„Wir haben bei diesem Album schon sehr viel ausprobiert.“ – KARDINATOR im mica-Interview

Mit dem Rapper KARDINAL KAOS und dem Beatproduzenten ALLIGATORMAN haben sich unter dem Namen KARDINATOR zwei der umtriebigsten Exponenten der heimischen Hip-Hop-Szene zusammengetan, um gemeinsam ihre eigene Vorstellung von einem Hip-Hop-Sound zu verwirklichen. Mit „Rasenmäher“ (Honigdachs) ist vor Kurzem nun das Debüt erschienen. Und was man von den beiden erwarten durfte, liefern sie auch. Bärenstarke Nummern mit leichter Old-School-Schlagseite, ordentlichem Flow, lässigen funky Beats und einem wirklich hohen Grad an musikalischer Abwechslung. Im Interview mit Michael Ternai erzählen die beiden, wie es zu ihrer Zusammenarbeit gekommen ist, dass man viel ausprobiert hat und warum es beim Mostviertler Dialekt geblieben ist.

Was mir an eurem Album „Rasenmäher“ besonders gefällt, ist, dass es im Sound doch auch etwas oldschool daherkommt. Hattet ihr das im Sinn? 

Kardinal Kaos: Ich glaube, das hat sich einfach so ergeben. Unser Background ist eben dieser Stil. Wir sind mit dem Hip-Hop und Rap früherer Tage aufgewachsen, so gesehen, überrascht es mich jetzt nicht wirklich, dass unser Album in gewisser Weise so geworden ist.

Alligatorman: So arbeiten wir halt. Und ich produziere so. Es sind schon einige Tracks dabei, die meiner Meinung nach, schon auch mit diesem Oldschool-Ding brechen und eine modernere Idee verfolgen. Aber ja, im Sound kann man das Album schon als oldschool interpretieren. Aber es ist jetzt nicht so weit gegangen, dass wir auf einem 4-Track- Recorder aufgenommen haben.

Ihr seid ja schon länger in der Hip-Hop-Szene unterwegs, wo liegen denn eure Wurzeln eigentlich? Du, Kardinal, lebst ja in Linz, also quasi in der Hip-Hop-Hauptstadt Österreichs. 

Kardinal Kaos: Ja, ich bin vor ungefähr sieben, acht Jahren hierhergezogen, habe aber auch schon vorher viel Zeit in Linz verbracht. Ich war regelmäßig in der Kapu bei Konzerten und habe so schon viel mitgekommen und auch die Szene kennengelernt. Mein erstes richtiges Projekt, Mostheadz, ist aber nicht dort entstanden, sondern im Mostviertel. Wobei wir natürlich schon auch in Linz bzw. in Oberösterreich, wie etwa beim Böllerbauer Open Air, aufgetreten sind. Irgendwann ist dann das erste Mostheadz-Album erschienen und etwas später dann schon das Album „Golden Beash“. Und dann sind wir schon da, wo wir jetzt sind.

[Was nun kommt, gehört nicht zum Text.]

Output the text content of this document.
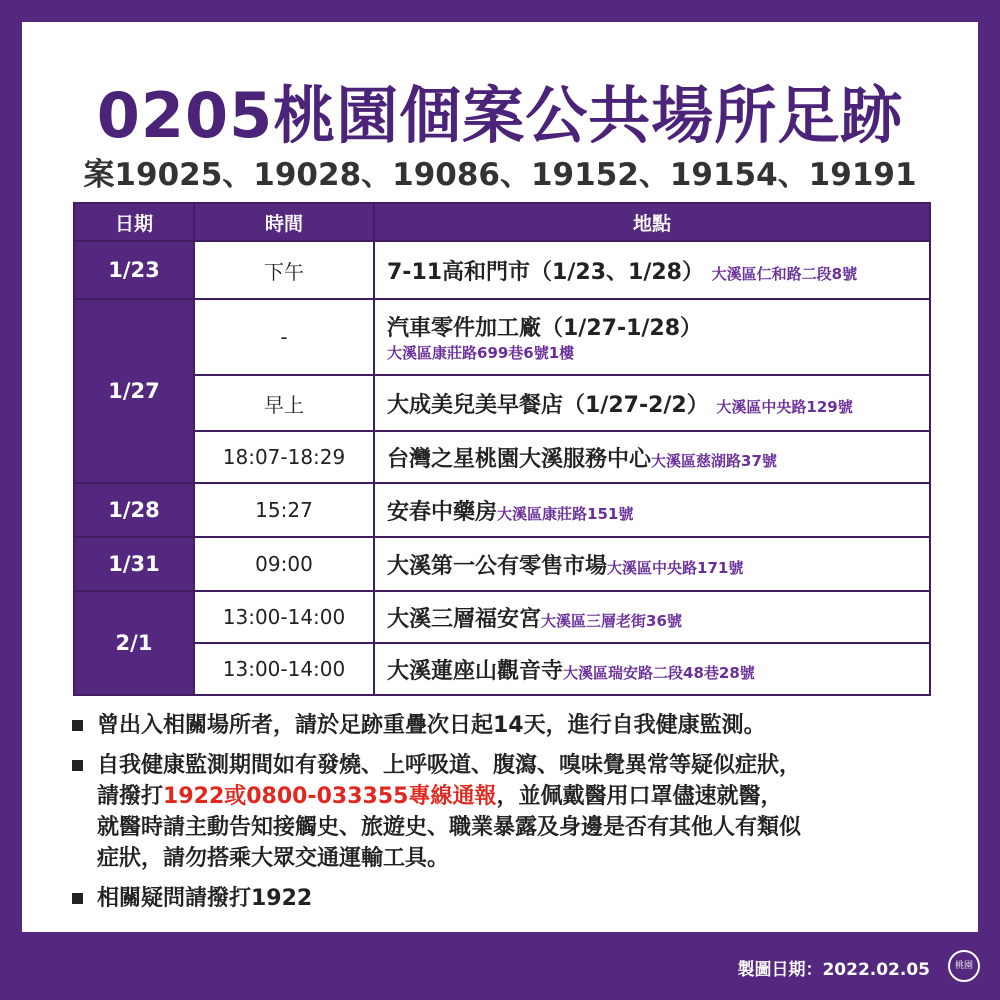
0205桃園個案公共場所足跡
案19025、19028、19086、19152、19154、19191
日期	時間	地點
1/23	下午	7-11高和門市（1/23、1/28） 大溪區仁和路二段8號
1/27	-	汽車零件加工廠（1/27-1/28）
大溪區康莊路699巷6號1樓

	早上	大成美兒美早餐店（1/27-2/2） 大溪區中央路129號
	18:07-18:29	台灣之星桃園大溪服務中心大溪區慈湖路37號
1/28	15:27	安春中藥房大溪區康莊路151號
1/31	09:00	大溪第一公有零售市場大溪區中央路171號
2/1	13:00-14:00	大溪三層福安宮大溪區三層老街36號
	13:00-14:00	大溪蓮座山觀音寺大溪區瑞安路二段48巷28號
曾出入相關場所者，請於足跡重疊次日起14天，進行自我健康監測。
自我健康監測期間如有發燒、上呼吸道、腹瀉、嗅味覺異常等疑似症狀，
請撥打1922或0800-033355專線通報，並佩戴醫用口罩儘速就醫，
就醫時請主動告知接觸史、旅遊史、職業暴露及身邊是否有其他人有類似
症狀，請勿搭乘大眾交通運輸工具。
相關疑問請撥打1922
製圖日期：2022.02.05	桃園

Alligatorman: Ich bin in Linz aufgewachsen und auch schon sehr früh mit dem ganzen Kapu-Umfeld in Berührung gekommen. Über meinen damaligen Homie Selbstlaut und Huckey von Texta bin ich dann auch an Tonträger gelangt. Mit ihm habe ich dann auch ein Album und eine EP veröffentlicht. Und dann ist es schon zu „Honigdachs nach Wien gegangen, wo ich jetzt eben lebe. Kardinal habe ich aber schon zu Kapu-Zeiten bei Jams kennengelernt.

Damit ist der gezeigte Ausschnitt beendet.